Doris Y. Tsao
Professor of Neuroscience, Investigator of the Howard Hughes Medical Institute“Representing the Visual World”
Doris Tsao is professor of Neuroscience at UC Berkeley and an investigator at the Howard Hughes Medical Institute. She was a professor at Caltech from 2009 until 2021, when she joined UC Berkeley. Tsao studied biology and mathematics at Caltech as an undergraduate and received her Ph.D. in neuroscience from Harvard in 2002. Her central interest is in understanding visual perception: How does the brain create our perception of reality? Her lab investigates this problem through experiments in nonhuman primates.
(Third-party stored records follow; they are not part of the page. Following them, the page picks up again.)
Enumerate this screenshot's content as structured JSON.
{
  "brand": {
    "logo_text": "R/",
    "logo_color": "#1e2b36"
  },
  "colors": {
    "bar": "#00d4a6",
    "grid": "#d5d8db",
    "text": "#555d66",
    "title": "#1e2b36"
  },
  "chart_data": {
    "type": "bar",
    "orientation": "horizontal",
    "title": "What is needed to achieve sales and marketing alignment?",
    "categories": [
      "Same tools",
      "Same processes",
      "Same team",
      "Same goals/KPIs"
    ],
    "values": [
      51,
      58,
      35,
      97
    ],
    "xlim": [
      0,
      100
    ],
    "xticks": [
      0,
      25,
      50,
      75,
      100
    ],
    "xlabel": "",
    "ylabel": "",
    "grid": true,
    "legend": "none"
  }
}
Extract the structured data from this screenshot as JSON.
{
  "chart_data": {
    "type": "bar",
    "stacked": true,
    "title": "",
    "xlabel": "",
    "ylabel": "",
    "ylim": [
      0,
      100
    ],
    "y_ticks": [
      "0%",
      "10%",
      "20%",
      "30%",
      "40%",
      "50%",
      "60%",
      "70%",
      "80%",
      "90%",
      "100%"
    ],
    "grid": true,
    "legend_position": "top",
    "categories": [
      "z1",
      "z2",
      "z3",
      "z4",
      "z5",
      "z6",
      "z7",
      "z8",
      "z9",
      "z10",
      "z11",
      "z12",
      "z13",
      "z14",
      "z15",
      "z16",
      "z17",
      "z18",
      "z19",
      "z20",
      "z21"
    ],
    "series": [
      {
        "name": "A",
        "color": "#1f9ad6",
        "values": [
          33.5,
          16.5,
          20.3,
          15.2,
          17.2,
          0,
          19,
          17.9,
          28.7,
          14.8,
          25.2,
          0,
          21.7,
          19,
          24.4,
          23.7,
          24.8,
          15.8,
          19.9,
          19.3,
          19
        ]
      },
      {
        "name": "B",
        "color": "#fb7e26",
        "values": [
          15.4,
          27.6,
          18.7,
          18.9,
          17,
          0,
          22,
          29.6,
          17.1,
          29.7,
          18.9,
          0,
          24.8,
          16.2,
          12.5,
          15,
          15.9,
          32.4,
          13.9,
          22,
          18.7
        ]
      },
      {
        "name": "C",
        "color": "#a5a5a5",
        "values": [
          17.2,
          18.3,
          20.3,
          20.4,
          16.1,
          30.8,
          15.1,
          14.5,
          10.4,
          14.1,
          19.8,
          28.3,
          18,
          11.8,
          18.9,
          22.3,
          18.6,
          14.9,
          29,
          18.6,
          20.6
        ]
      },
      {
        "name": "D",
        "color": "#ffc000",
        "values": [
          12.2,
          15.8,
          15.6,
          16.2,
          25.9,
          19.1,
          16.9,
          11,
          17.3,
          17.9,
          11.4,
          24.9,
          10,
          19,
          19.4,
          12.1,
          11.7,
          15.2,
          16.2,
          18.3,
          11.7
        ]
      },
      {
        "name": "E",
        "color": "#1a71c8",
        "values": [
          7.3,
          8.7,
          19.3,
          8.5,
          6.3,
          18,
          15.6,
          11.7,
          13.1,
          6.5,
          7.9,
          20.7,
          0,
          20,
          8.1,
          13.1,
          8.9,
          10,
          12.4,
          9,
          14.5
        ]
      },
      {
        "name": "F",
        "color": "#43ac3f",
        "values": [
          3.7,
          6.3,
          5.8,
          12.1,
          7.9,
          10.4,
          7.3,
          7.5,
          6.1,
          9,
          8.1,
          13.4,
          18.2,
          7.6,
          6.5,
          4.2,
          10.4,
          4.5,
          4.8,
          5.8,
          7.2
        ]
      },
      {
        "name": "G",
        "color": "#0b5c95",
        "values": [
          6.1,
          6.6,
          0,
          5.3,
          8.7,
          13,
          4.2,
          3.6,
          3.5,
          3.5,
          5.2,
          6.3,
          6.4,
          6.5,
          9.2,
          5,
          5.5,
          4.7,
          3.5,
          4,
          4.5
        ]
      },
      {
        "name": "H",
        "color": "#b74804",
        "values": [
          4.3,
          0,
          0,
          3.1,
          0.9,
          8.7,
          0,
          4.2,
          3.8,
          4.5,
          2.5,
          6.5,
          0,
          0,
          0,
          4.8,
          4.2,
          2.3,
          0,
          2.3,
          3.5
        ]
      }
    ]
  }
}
She is widely recognized for pioneering the use of fMRI to target electrodes for studying visual processing in monkeys and for discovering the macaque face patch system, a network of six regions in the temporal lobe dedicated to face processing. Tsao’s lab made key contributions to understanding the anatomical organization and coding principles of this network and have further shown how these principles extend to the cortical machinery underlying general object recognition. Currently, her lab is exploring the fundamental data structures the brain uses to represent visual reality, probing representations across all stages and in all four lobes of the brain. Among her proudest achievements is a paper co-authored with her father, mathematician Thomas Tsao, on how objects first emerge in the visual system. Her honors include the Sofia Kovalevskaya Award (2004), the Eppendorf & Science Prize for Neurobiology (2006), a MacArthur Fellowship (2018), and the Kavli Prize in Neuroscience (2024). In 2020, Tsao was elected to the National Academy of Sciences.